Nah. Note they mentioned Google Drive as an alternative. If you compare Dropbox, Microsoft OneDrive, Google Drive, and iCloud Drive, you’ll quickly find out that Dropbox is the most expensive of the bunch, is the least flexible (their only paid plan is 2000 GB, which is more than most people need) and doesn’t give you any other fetures that aren’t file storage. The free plan of Dropbox also enforces a 3-device limit, and the space is a whopping 2 GB.
Dropbox used to be the only game in town, and they had a great no-frills experience. But now, the giants are doing it better, cheaper, while Dropbox is stuck in its old ways and is adding new “features” nobody needs (such as this selling-files thing, and their new resource-hog client). There is no point in using Dropbox these days, other than being too lazy to switch or shop around.
If it was then it could be a closer imitation. Let me try:
"For a Linux user, you can already build such a system yourself quite trivially by getting a Backblaze B2 account, and scheduling a cron job to backup to it via RClone. From Windows or Mac, this Backblaze account could be access through built-in browser software"
Dropbox will be the one service I’ll keep paying after I stop paying for every other tech service. It has effectively made me not need a single central backup location, all I need is a hundred bucks a year and I have full access to all my files , all 2 TB of it, from anywhere.
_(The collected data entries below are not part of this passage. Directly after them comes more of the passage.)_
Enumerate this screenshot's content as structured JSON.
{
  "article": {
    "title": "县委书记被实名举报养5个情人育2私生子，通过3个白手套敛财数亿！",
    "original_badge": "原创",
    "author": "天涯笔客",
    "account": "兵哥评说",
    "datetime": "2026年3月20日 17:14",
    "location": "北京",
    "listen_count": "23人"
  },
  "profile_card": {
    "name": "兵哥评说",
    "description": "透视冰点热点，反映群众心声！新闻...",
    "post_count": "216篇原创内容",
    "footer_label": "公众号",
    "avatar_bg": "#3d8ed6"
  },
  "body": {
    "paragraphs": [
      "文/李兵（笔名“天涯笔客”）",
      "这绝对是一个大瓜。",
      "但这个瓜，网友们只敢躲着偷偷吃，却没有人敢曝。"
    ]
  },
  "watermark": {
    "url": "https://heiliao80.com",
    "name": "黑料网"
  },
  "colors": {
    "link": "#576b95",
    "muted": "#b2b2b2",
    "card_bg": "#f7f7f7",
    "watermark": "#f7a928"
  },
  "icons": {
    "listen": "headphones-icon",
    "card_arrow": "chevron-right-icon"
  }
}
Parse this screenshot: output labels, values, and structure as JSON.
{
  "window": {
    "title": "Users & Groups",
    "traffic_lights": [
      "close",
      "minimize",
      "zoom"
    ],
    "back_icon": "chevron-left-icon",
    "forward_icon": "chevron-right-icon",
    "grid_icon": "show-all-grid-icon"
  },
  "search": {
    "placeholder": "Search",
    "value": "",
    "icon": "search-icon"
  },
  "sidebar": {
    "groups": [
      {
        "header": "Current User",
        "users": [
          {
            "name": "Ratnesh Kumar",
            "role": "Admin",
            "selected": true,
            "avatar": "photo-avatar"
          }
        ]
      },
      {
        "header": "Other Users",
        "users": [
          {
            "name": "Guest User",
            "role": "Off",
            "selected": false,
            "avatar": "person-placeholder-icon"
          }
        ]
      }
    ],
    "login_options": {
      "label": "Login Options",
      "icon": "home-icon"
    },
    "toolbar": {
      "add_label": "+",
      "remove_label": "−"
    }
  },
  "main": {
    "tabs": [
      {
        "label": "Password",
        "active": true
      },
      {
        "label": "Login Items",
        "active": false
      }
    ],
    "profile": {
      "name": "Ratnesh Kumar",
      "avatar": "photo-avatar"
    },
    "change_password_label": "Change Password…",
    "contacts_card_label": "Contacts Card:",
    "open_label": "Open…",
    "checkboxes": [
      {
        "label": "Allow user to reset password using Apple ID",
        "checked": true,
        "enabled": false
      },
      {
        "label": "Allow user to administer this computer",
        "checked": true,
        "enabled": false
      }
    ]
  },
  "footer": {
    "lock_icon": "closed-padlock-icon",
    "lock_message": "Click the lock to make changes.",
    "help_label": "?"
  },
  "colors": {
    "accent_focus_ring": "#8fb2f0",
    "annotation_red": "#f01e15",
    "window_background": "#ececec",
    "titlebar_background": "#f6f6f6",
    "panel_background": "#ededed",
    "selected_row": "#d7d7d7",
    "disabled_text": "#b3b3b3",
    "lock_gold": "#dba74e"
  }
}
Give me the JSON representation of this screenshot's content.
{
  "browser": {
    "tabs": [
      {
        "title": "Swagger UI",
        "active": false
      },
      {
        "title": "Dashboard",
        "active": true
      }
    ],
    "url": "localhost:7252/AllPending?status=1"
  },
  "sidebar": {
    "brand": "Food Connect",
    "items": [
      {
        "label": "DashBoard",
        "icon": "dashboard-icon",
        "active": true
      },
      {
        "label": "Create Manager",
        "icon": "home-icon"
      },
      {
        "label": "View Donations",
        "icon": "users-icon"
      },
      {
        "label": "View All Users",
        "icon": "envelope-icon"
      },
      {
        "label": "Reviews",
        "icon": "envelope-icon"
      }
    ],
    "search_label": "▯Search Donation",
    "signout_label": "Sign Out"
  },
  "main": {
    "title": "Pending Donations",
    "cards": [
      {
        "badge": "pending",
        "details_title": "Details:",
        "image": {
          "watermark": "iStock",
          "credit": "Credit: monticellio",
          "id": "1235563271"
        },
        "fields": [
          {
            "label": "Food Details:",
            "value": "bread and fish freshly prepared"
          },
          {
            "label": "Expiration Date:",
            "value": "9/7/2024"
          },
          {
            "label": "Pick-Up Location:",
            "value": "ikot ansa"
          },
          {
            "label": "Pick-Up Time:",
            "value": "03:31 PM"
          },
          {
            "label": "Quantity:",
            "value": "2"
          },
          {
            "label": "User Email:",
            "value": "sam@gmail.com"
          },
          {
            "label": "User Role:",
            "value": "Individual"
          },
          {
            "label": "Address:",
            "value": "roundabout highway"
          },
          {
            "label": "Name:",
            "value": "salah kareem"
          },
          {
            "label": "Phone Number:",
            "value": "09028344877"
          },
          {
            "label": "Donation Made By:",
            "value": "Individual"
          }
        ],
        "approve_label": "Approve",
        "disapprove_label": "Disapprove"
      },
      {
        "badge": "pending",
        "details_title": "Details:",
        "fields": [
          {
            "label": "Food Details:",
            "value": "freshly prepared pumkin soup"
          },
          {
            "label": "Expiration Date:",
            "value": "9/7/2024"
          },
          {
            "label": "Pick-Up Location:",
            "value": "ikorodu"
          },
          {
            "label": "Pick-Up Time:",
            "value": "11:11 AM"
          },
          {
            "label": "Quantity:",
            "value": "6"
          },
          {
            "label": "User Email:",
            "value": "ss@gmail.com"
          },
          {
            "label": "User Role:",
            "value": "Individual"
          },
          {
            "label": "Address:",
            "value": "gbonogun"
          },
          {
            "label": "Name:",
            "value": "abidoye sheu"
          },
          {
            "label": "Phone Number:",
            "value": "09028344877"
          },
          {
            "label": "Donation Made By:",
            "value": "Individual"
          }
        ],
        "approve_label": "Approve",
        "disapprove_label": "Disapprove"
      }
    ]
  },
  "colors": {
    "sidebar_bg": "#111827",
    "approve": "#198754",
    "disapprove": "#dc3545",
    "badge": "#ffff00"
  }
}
It also ocrs and indexes scanned pdfs so my life is fully digitized across continents.
I am semi annoyed with some of their choices but I’ll still depend on them before i do Microsoft or google where cloud storage isn’t even in their top ten money making categories and can be axed any day.
They're still one of the only two companies who do differential sync (Dropbox & Microsoft), and the first ones offering that feature. If your upload speed is tiny and you're editing a big file, it's great to upload just a few KBs instead of the entire 100MB.
I agree their nagging is annoying, but they're still (IMO) the most stable sync client out there.
I don't know what the issues have been, but last couple of times I've sent large files with Dropbox I've ended up using GDrive/OneDrive, respectively, to send the files again because the recipient couldn't get the files for some reason. Might just be familiarity.
I've never personally had a problem with any of these, they all seem much of a muchness (ie about the same from a UX perspective)?
It's also not clear for extra storage, it seems you need to jump to the next plan to get a slightly larger capacity. This does not make sense since the biggest tier is business with 5TB cap. If you need more you fall under the enterprise "contact sales" tier.
So it's $6/mo, or £4.99 which is equivalent to ~$6.50 ... from UK it tells me the company providing the service is "Dropbox International Unlimited Company ... Dublin 2 / Ireland". Presumably, I can just purchase the service in USA (eg via VPN) to save 8%?
As a paying Dropbox of many years, I’d love for this to be available on Linux. I’ve tried to use Dropbox as a backup backend (for example with reclone), but with a great many files, I’m always hitting API quotas making it impossible to use Dropbox for backups.
If somebody has a working solution, I’d be very happy to hear about it.
All I've ever wanted is a folder that syncs automatically. Nothing more. And for a while Dropbox was the best at fulfilling that role and getting out of the way, but it seems feature-creep has taken over.